An easy way to confirm the visual observation of a forward head posture is to test the firing order of neck flexion. With the athlete lying supine, I simply ask him to look at his feet. What we would like to see is the chin tuck first (image 2). If the eyes come anterior, toward the ceiling, before the head flexes on the neck, I assume he has an extensor dominant (ED) neck, tight, facilitated sternocleidomastoid (SCM), suboccipitals and scalenes, inhibiting longus capitus/longus coli, likely accompanied by tight facilitated levator scap and upper trapizius, pec major and minor. This is further confirmed by palpation of tissue texture abnormalities and pain generating guarding responses. In this common substitution pattern, SCM is working first to flex the head on neck (images 3 and 4). Coupling this ED neck pattern with upper chest breathing at altitude may prove to be inefficient at best. This pattern reduces space in the chest, as pectoralis major/minor gets involved, resulting in limited expansion of the thoracic basket and wasted energy, which would be better spent on activity.

Rotation/Inhalation

Focusing on upper crossed syndrome, I talk to athletes about what I call rotation/inhalation restrictions. As we inhale, our humerus should naturally rotate externally. In sports such as swimming, cycling, and running, there are components of internal rotation or arm adduction that cause a facilitatory reaction in pectoralis major and minor. Cyclists use this action as they lean far forward and hold their elbows in to limit wind resistance; swimmers as they rotate the upper extremity internally; and runners in arm swing. These activities can bind down the sternoclavicular joint, internally rotate the humerus, and again limit functional movement and space at the upper rib basket (images 5, 6, and 7). The goal in treatment at this point is treating sore, tired rotator cuffs, releasing facilitated pectorals, and bringing space into the anterior thoracic cavity. Once all the facilitated assessory muscles of breathing are addressed, the diaphragm and pelvic floor have the opportunity to activate more effectively, increasing room for breath.

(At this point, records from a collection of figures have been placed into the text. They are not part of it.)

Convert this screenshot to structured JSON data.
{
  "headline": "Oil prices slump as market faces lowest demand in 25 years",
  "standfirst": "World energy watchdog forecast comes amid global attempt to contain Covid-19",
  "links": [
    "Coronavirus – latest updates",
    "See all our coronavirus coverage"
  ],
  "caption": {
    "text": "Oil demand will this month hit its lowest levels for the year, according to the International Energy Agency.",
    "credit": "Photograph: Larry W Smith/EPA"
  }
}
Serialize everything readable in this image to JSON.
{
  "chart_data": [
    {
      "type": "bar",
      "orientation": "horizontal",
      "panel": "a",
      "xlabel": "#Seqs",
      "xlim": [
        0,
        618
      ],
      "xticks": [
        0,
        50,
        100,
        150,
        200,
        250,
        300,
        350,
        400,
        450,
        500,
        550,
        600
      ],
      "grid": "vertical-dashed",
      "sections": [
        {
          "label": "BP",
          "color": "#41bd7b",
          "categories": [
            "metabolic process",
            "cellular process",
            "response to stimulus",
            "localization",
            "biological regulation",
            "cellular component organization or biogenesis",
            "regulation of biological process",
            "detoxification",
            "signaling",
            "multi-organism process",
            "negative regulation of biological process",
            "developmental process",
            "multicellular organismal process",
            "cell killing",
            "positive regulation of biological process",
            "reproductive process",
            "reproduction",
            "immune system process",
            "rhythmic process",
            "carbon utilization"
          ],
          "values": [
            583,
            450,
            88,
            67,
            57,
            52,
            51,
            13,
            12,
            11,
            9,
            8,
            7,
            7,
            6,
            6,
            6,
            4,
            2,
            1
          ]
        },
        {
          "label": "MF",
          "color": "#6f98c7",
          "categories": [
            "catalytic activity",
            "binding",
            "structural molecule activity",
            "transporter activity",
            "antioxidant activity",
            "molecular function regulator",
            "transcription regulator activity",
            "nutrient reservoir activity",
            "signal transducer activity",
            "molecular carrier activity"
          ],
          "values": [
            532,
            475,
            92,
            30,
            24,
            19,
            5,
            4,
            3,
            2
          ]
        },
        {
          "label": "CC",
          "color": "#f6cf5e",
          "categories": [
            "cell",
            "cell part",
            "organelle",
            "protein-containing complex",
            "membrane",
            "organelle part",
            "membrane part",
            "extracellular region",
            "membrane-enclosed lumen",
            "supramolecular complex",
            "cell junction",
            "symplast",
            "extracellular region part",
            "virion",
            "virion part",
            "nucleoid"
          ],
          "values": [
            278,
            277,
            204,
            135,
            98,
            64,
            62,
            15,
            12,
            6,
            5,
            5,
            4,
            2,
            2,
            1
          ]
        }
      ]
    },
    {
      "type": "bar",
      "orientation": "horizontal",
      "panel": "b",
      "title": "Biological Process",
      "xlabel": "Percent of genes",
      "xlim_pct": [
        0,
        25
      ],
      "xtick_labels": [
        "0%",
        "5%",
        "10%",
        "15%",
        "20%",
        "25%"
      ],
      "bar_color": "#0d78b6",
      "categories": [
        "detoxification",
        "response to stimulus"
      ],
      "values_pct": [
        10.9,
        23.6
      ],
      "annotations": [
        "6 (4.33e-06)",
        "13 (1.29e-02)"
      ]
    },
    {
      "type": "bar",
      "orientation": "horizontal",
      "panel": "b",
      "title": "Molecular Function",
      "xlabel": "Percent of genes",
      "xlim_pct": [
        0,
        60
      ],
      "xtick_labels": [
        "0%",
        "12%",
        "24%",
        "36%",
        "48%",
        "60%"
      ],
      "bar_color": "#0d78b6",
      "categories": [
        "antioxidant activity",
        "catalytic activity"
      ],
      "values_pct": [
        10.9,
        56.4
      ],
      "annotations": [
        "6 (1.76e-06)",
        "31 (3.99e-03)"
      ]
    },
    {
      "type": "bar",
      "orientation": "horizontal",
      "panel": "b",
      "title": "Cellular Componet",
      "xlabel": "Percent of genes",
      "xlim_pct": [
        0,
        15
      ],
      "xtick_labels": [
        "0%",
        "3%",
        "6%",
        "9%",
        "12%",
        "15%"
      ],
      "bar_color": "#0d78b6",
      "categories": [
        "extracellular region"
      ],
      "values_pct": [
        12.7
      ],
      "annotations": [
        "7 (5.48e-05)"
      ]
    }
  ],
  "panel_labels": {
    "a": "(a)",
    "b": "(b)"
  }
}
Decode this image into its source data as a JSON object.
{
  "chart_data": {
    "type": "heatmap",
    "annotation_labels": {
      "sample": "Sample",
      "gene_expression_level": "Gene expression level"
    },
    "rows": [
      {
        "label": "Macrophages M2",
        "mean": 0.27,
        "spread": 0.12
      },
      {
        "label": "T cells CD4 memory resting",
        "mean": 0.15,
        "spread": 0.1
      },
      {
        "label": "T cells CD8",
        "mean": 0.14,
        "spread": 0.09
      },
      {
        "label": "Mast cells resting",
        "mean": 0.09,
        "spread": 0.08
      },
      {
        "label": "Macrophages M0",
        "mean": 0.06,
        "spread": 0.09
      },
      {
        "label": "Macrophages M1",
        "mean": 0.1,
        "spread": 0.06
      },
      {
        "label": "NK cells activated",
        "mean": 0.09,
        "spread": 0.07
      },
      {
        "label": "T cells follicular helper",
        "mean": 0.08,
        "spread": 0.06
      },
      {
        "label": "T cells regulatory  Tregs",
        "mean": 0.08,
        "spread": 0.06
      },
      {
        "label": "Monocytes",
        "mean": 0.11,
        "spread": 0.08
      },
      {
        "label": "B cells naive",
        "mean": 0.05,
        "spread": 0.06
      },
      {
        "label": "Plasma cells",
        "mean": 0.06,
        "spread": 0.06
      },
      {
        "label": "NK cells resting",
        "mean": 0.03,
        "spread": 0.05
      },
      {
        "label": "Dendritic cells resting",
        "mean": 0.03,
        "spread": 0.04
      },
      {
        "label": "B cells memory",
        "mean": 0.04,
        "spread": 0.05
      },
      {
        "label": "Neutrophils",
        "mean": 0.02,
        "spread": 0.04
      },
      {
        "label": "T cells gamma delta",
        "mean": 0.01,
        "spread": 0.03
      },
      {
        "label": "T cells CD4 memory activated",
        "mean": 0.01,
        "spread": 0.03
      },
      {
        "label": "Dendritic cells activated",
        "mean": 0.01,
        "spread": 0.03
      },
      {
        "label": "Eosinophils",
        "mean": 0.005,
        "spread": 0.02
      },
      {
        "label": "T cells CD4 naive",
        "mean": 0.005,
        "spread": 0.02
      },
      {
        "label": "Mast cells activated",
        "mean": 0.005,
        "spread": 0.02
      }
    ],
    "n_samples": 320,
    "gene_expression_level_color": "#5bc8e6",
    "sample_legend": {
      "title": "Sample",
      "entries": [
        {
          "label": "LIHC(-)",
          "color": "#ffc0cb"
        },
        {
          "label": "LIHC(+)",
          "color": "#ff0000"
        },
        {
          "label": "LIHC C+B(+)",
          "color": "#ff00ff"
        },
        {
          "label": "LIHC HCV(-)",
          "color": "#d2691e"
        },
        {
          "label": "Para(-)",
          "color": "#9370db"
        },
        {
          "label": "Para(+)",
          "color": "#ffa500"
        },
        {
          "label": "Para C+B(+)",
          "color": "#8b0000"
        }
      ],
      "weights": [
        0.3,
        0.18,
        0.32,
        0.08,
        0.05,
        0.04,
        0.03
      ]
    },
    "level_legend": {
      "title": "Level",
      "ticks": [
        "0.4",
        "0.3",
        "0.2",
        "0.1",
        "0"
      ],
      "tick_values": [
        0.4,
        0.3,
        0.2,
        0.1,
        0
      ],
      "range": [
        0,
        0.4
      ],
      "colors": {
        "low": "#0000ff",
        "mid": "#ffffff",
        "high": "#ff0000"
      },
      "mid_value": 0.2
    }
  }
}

A quick note on psoas tightness. Tight psoas muscles are identified by an accentuation of the lumbar spine and limited hip extension. This finding will likely be accompanied by an inhibition of gluteus maximus. This is a significant finding for two reasons; it points toward hyperlordodic conditions, not providing an optimal anchor for the diaphragm and pelvic floor; and, due to glute max inhibition, limits power in extension of gait. Stretching the psoas and facilitating the gluteus maximus is one of the best ways to help fast runners run faster.

There is no doubt that the athletes training here are going to be sore at the end of a training camp. This soreness should be from exertion however, not aberrant postures and muscle imbalances causing reoccurring injury. Dalton’s Myoskeletal Alignment Techniques enable me, as a soft-tissue therapist, to identify and treat underlying strain patterns, muscle imbalances, and postural inefficiencies, allowing the athletes to concentrate on training their bodies to peak performance.